I was fascinated to watch another interview with Michael Crichton about State of Fear on the BBC's leading television art's show, 'Newsnight Review' (BBC 2, Friday, December 10), and especially by the thoughtful responses of the participants in the ensuing discussion, particularly those of one my own heroines, Deborah Bull, the ballet dancer. Deborah's comments made me understand what an important role Michael Crichton, and his latest blockbuster, will play in beginning to make it cool (no pun intended) in the UK to question the increasingly-nonsensical media and government hype on this topic. Indeed, I wonder if the best way to redress the balance in Britain is to make it newly-fashionable to debunk 'global warming'. Even the media types might be swung a tad by such a ploy.

And this may not be quite so far-fetched a policy as it might seem. We are, at the moment, a pretty shallow society and to achieve some common-sense on this issue it might be necessary to employ the language and tactics of such a society. Of course, Michael Crichton's book, while undoubtedly an airport, page-turning thriller, is seriously researched (it was wonderful, for example, to hear the arts' buffs marvelling at a novel actually containing graphs! How jolly spiffing it all sounded....) But Crichton is also, and justly, 'popular'. This is where the red tops, the tabloids, popular radio and TV might prove distinctly more valuable than bothering to attack the dread rantings of the usual suspects in the Gloomiad (what utter twaddle from Robin Cook yesterday!).

Moreover, all recent Barthesian myths have their sell-by-dates, and I suspect that quite a lot of people are starting to be bored to tears (I know my wife is) by the 'global warming' gloomsters. Overplaying a hand can ultimately lose the game. Somebody told me the other day that, when they now hear the phrases 'global warming' and 'climate change' on air, they just switch off, or over to Radio 3 where they pray for some calming Bach. How wise.
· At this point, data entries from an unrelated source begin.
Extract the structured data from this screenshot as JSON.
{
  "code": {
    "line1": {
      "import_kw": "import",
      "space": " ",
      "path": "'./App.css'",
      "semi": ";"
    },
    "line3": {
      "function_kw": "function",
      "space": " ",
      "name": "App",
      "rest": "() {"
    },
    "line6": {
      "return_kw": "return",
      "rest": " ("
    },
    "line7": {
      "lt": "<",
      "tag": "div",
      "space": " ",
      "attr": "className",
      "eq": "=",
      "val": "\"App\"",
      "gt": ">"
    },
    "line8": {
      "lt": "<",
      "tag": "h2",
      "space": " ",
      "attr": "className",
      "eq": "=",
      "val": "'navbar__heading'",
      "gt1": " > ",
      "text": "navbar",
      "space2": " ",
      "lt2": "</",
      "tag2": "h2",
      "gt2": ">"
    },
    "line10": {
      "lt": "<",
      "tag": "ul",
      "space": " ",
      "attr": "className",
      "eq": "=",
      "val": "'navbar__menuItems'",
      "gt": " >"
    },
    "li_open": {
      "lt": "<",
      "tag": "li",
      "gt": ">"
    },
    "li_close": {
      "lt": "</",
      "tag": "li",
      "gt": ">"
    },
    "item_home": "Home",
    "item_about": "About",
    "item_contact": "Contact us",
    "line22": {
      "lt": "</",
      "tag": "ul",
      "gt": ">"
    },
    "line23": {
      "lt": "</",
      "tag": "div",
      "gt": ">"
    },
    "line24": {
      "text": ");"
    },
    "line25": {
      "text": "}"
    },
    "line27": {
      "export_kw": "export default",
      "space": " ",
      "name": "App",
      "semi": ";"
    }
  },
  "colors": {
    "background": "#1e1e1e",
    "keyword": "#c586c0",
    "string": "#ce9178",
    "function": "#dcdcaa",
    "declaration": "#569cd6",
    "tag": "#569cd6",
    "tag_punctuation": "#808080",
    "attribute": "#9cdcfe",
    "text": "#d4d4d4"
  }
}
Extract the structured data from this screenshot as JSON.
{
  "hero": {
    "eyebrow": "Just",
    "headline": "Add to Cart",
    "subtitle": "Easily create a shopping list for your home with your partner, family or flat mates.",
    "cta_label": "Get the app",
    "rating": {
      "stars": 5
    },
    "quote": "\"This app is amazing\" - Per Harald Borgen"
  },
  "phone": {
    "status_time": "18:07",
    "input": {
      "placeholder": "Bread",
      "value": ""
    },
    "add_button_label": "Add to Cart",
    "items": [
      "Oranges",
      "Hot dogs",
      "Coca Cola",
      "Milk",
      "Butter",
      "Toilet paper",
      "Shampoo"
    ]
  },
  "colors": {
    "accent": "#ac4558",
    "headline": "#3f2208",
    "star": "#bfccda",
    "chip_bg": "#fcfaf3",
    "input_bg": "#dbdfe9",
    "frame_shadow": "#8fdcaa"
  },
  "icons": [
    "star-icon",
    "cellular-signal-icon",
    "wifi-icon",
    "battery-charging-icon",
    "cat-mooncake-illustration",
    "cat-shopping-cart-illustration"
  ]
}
In addition, the more the government supports a position, the more the media will be tempted to criticise.

I think, therefore, that we should unrepentently demonstrate that 'global warming' ideas are ever-so 'old hat' and that we need a new, much more fun set of myths to help us to mould a post-fear society. Thanks so much to Michael Crichton for pointing the way.

Philip, enjoying the cold winter sun. What fun indeed. Lunch.